As International Fraud Awareness Week rolls on, I’m pleased to announce that we have more than 900 organizations worldwide signed up as Official Supporters. These proactive businesses and government agencies are helping to promote fraud awareness through trainings, employee communications, social media postings and other activities (hashtag: #FraudWeek).

We have some new resources this year that we encourage you to check out during Fraud Week and beyond. They include:

  • Fraud Talk Podcast. The ACFE's monthly podcast, dedicated to helping professionals who fight fraud on a daily basis. In these sessions, we break down case studies, talk with the industry's leading experts and give you more tools you can use to spot, fight and prevent fraud.
  • Fraud Magazine White Papers. Stay up-to-date on anti-fraud challenges with free white papers offering real-world solutions. Recently added topics include big data, anti-money laundering and employee misclassification.
  • Fraud Videos Library. The ACFE's library of fraud-related videos from Fraud Magazine, our Career Center and more.
  • Fraud Prevention Resources CD-ROM. Available free to both ACFE members and non-members, this collection of anti-fraud resources will be of value in your company's ongoing fight against fraud.

One resource from previous years is still a valuable starting point for businesses to assess their anti-fraud controls. The ACFE’s Fraud Prevention Check-up (PDF) helps owners and managers identify fraud risks and establish a strategy to prevent losses.
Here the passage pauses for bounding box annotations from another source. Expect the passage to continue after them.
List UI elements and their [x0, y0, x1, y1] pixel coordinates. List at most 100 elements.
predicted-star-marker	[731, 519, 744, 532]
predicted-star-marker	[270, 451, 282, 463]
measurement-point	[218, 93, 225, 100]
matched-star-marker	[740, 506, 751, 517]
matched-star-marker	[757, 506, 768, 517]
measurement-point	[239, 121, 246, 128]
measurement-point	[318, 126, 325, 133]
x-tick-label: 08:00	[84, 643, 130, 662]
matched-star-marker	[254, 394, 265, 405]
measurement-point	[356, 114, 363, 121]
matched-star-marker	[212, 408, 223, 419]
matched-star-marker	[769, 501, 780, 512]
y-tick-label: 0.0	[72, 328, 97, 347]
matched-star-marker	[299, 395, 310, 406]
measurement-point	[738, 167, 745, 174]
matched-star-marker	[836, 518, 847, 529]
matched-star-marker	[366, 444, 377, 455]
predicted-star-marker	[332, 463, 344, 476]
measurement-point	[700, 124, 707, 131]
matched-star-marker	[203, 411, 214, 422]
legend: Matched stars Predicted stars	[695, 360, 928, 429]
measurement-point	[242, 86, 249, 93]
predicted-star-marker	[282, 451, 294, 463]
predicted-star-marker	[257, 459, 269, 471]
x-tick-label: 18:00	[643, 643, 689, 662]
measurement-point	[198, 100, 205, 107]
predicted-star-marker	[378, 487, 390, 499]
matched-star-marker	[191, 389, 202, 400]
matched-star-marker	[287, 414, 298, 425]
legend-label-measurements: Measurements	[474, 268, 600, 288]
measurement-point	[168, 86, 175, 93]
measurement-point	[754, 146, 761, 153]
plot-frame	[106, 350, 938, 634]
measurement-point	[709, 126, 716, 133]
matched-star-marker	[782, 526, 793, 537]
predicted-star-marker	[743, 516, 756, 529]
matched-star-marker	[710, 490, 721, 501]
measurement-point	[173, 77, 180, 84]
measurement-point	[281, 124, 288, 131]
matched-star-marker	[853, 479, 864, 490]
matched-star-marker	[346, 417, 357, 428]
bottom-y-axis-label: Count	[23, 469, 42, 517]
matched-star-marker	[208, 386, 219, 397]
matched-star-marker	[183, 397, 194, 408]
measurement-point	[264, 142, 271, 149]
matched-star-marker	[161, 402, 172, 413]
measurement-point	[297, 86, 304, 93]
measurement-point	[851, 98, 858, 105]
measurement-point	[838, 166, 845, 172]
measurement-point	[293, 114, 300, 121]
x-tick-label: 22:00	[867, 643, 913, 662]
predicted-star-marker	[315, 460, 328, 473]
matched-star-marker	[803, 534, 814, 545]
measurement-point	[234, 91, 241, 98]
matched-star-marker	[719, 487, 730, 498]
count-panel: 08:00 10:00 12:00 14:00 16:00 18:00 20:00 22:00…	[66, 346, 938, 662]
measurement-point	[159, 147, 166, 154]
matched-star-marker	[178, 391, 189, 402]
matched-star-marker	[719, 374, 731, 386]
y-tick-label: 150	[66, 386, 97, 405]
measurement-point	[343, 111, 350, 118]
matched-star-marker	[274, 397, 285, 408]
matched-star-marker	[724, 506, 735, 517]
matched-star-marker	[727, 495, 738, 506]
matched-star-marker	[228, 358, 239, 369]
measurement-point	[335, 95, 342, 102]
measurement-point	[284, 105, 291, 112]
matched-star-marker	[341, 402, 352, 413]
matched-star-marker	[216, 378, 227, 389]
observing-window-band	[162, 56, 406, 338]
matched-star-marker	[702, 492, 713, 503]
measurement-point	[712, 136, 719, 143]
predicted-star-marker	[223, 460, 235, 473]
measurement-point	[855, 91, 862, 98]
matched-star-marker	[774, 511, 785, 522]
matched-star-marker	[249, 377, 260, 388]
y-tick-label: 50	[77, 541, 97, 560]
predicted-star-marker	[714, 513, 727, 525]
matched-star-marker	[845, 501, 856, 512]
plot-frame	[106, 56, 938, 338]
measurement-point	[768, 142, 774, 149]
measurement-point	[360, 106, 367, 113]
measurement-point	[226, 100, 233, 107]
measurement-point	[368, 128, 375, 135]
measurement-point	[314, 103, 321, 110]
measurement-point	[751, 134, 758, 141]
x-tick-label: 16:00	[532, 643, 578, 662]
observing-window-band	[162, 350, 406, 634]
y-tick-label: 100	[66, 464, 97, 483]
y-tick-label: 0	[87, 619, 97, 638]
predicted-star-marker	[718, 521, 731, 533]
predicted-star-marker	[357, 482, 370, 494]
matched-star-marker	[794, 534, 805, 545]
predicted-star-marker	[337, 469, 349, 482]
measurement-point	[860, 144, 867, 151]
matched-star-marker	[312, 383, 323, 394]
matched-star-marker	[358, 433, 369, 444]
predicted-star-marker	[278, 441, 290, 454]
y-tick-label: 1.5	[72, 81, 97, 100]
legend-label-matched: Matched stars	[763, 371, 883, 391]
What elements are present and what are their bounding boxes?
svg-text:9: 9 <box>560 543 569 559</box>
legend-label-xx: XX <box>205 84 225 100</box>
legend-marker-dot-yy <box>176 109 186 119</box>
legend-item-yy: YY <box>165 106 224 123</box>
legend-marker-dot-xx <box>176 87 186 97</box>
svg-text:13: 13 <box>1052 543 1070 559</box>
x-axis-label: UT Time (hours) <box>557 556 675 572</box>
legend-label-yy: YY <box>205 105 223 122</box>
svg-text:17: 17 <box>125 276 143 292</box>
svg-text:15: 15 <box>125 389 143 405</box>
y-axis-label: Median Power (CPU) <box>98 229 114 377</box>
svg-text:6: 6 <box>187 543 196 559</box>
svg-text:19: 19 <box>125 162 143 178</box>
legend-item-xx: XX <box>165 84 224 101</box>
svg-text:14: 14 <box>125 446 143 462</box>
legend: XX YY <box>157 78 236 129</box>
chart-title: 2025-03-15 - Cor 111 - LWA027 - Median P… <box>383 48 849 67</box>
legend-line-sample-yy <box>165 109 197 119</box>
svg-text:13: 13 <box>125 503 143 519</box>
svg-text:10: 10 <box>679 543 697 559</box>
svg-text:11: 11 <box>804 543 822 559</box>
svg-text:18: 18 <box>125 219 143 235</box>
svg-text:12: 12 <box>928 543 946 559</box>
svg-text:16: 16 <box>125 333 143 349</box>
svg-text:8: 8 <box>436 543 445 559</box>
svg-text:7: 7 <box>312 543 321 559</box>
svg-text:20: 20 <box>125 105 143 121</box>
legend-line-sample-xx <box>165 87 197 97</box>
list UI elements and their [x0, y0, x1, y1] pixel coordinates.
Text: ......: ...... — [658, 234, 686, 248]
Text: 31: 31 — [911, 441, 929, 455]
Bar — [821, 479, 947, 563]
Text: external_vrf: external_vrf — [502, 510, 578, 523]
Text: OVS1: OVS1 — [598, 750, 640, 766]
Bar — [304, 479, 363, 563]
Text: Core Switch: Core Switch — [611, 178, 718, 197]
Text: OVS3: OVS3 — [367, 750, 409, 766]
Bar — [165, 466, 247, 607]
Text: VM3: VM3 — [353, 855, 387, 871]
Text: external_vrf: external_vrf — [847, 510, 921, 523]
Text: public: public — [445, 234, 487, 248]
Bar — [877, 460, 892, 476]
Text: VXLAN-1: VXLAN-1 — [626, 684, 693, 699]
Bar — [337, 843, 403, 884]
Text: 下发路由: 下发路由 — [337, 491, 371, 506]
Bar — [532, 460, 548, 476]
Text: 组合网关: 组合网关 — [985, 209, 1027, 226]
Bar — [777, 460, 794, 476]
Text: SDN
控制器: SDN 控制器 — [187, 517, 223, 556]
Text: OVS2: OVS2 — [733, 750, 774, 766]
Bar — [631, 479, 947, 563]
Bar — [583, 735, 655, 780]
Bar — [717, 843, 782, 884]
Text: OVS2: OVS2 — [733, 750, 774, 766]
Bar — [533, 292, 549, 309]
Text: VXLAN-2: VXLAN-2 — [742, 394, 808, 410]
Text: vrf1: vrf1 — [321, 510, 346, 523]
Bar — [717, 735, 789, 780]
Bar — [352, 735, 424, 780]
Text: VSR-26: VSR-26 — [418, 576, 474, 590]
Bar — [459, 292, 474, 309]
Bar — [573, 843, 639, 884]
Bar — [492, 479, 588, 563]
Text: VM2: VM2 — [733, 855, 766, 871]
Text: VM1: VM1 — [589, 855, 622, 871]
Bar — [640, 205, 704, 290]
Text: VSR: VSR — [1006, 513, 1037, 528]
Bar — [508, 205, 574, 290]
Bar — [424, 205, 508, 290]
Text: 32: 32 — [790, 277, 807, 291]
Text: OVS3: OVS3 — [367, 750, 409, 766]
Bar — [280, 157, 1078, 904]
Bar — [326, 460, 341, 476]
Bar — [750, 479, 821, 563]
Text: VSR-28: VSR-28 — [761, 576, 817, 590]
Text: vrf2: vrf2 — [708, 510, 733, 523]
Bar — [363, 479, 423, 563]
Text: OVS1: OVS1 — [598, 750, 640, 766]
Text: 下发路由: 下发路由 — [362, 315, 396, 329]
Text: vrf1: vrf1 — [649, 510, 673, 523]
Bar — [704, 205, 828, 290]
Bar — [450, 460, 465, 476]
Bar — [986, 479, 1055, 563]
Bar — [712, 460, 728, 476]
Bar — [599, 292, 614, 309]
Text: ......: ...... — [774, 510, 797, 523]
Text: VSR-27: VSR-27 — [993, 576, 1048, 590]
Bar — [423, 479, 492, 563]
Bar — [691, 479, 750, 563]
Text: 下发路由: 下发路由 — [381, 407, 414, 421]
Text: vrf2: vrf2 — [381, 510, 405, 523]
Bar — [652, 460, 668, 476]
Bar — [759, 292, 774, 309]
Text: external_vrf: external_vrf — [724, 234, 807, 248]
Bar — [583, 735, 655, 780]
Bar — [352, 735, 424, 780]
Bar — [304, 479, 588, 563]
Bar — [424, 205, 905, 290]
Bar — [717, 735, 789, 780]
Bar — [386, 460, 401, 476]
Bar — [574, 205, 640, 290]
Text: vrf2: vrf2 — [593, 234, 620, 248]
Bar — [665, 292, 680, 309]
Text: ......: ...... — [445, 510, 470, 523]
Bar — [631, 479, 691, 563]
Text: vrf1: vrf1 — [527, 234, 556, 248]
There are some other basic tips that any organization should be aware of to help prevent and detect fraud:

  1. Be proactive. Establish and maintain internal controls specifically designed to prevent and detect fraud. Adopt a code of ethics for management and employees. Set a tone at the top that the company will not tolerate any unethical behavior.
  2. Establish hiring procedures. Every company, regardless of size, can benefit from formal employment guidelines. When hiring staff, conduct thorough background investigations. Check educational and employment history, as well as references. After hiring, incorporate evaluation of the employee's compliance with company ethics and antifraud programs into regular performance reviews.
  3. Train employees in fraud prevention. Once carefully-screened employees are on the job, they should be trained in fraud prevention. Are employees aware of procedures for reporting suspicious activity by customers or co-workers? Do workers know the warning signs of fraud? Ensure that staff know at least some basic fraud prevention techniques.
  4. Conduct regular audits. High risk areas, such as financial or inventory departments, are obvious targets for routine audits. Surprise audits of those and all parts of the business are crucial.
  5. Call in an expert. For most firms, fraud examination is not a core business component. That's why, when fraud is suspected or discovered, it is imperative to enlist the anti-fraud expertise of a Certified Fraud Examiner (CFE).